Articles, LinkedIn or X posts that caught my attention recently, with my take in a few lines and the blog articles that go further on the topic.
L'Usine Digitale
Sovereign cloud: Airbus picks Scaleway to host its critical applications
Airbus selected Scaleway (an Iliad subsidiary) as its sovereign cloud provider to host around 70 critical applications by 2028 (aerospace design, engineering, production, operations), with potential to reach 900 applications over five to six years. The deciding factor isn't so much political sovereignty as legal protection against extraterritorial US laws (the Cloud Act) and the risk of a "kill switch": Scaleway claims zero shareholders, employees, or subsidiaries outside the EU. This doesn't replace Airbus's multicloud strategy (AWS, Azure, GCP remain in place) but isolates the most sensitive workloads. The deal also ties into the AI partnership signed with Mistral in May, already deployed on Scaleway's infrastructure.
Our collective digital memory is eroding in real time
A LinkedIn post by Benjamin Charles on the fragility of the archived web: more than a third of pages indexed in 2013 have disappeared, the Library of Congress abandoned Twitter archiving in 2017, and the Trump administration made more than 8,000 pages and 3,000 federal datasets vanish. The Wayback Machine faces legal takedowns and site blocks over suspicions it feeds AI scraping, while archive.today remains run by an anonymous owner the FBI has tried to identify. AI models train on this very corpus as it collapses in real time.
The Fuites Infos extension flags data breaches in real time
A browser extension that automatically alerts you when you visit a site whose company has suffered a data breach. Over 600 domains listed. Exactly the kind of preventive reflex I recommend for digital security.

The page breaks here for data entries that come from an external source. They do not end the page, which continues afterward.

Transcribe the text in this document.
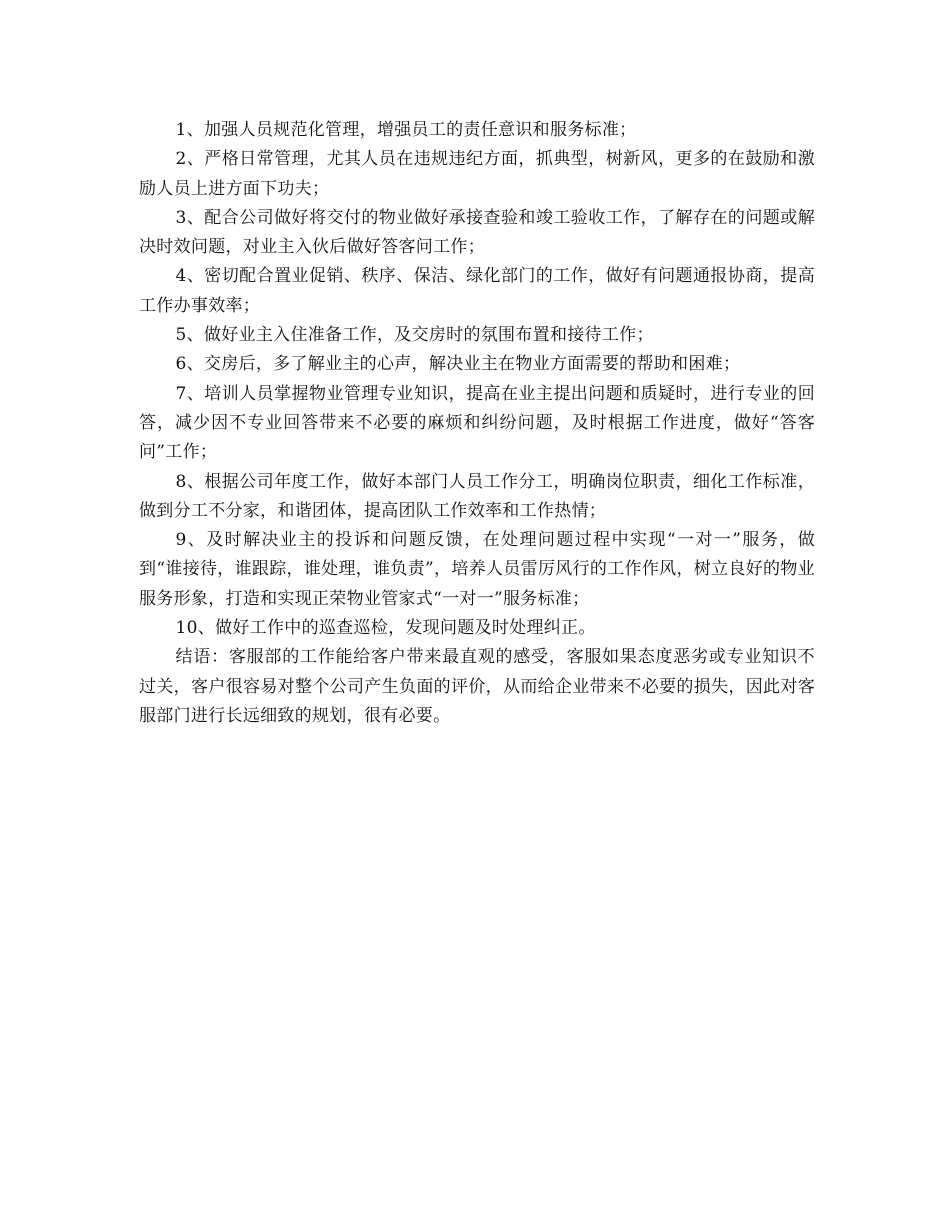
1、加强人员规范化管理，增强员工的责任意识和服务标准；

2、严格日常管理，尤其人员在违规违纪方面，抓典型，树新风，更多的在鼓励和激励人员上进方面下功夫；

3、配合公司做好将交付的物业做好承接查验和竣工验收工作，了解存在的问题或解决时效问题，对业主入伙后做好答客问工作；

4、密切配合置业促销、秩序、保洁、绿化部门的工作，做好有问题通报协商，提高工作办事效率；

5、做好业主入住准备工作，及交房时的氛围布置和接待工作；

6、交房后，多了解业主的心声，解决业主在物业方面需要的帮助和困难；

7、培训人员掌握物业管理专业知识，提高在业主提出问题和质疑时，进行专业的回答，减少因不专业回答带来不必要的麻烦和纠纷问题，及时根据工作进度，做好“答客问”工作；

8、根据公司年度工作，做好本部门人员工作分工，明确岗位职责，细化工作标准，做到分工不分家，和谐团体，提高团队工作效率和工作热情；

9、及时解决业主的投诉和问题反馈，在处理问题过程中实现“一对一”服务，做到“谁接待，谁跟踪，谁处理，谁负责”，培养人员雷厉风行的工作作风，树立良好的物业服务形象，打造和实现正荣物业管家式“一对一”服务标准；

10、做好工作中的巡查巡检，发现问题及时处理纠正。

结语：客服部的工作能给客户带来最直观的感受，客服如果态度恶劣或专业知识不过关，客户很容易对整个公司产生负面的评价，从而给企业带来不必要的损失，因此对客服部门进行长远细致的规划，很有必要。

First robotic amphibious landing: a naval drone deploys an armed ground robot
On 13 July, on the Kinburn Spit, an autonomous Ukrainian naval platform landed an armed ground robot (Rys family, 7.62mm machine gun, AI-assisted targeting) that opened fire on Russian positions. The first fully robotic, coordinated sea-to-land combat mission, without exposing a single soldier.
CENTCOM deploys Corsair surface drones against Iran
The first US combat use of surface drones, against Iran's Bandar Abbas naval base. Ukraine's low-cost swarm sea-denial doctrine has now spread to the world's leading navy.
Product management in 2026: the end of methodology dogma
Organisations are abandoning the idea that a single framework mechanically produces value, in favour of hybrid approaches and the ability to decide fast. The product/project manager role is shifting toward being a change agent, involved in strategy rather than just ritual tracking.
RGAA 5 will integrate WCAG 2.2 and extend to mobile and office software
France's DINUM is preparing RGAA 5: integration of WCAG 2.2, extension to mobile apps and office documents, simplified criteria wording, and Arcom designated as the oversight authority. Technical continuity with 4.1.2, not a break.
Chat Control: the European Parliament ultimately excludes encrypted messaging
Vote on 9 July 2026: a majority of voting MEPs came out against Chat Control, which passed anyway for failing to reach the absolute majority threshold required at second reading. The adopted text excludes encrypted messaging apps, but a later version could introduce client-side scanning that would break those protections.
France's CNIL now requires consent for email tracking pixels
France's CNIL and Italy's Garante now treat email tracking pixels as cookies: explicit consent required, with a 14 July 2026 deadline in France. The inbox is treated as an extension of privacy, the same logic as web tracking.
Ukraine expands its naval drone campaign in the Black Sea and Sea of Azov
More than 100 Russian vessels hit in July by Ukrainian surface drones, including shadow-fleet tankers. Russia had to suspend traffic through the Don Canal and the Kerch Strait. The sea-denial doctrine keeps proving itself, at a larger scale every month.
The AI Act's transparency obligations (Article 50) take effect on 2 August 2026: disclosure requirements for chatbots, AI-generated content, and deepfakes. The EU Council approved a simplification package in late June that delays certain high-risk obligations, without touching the transparency requirements.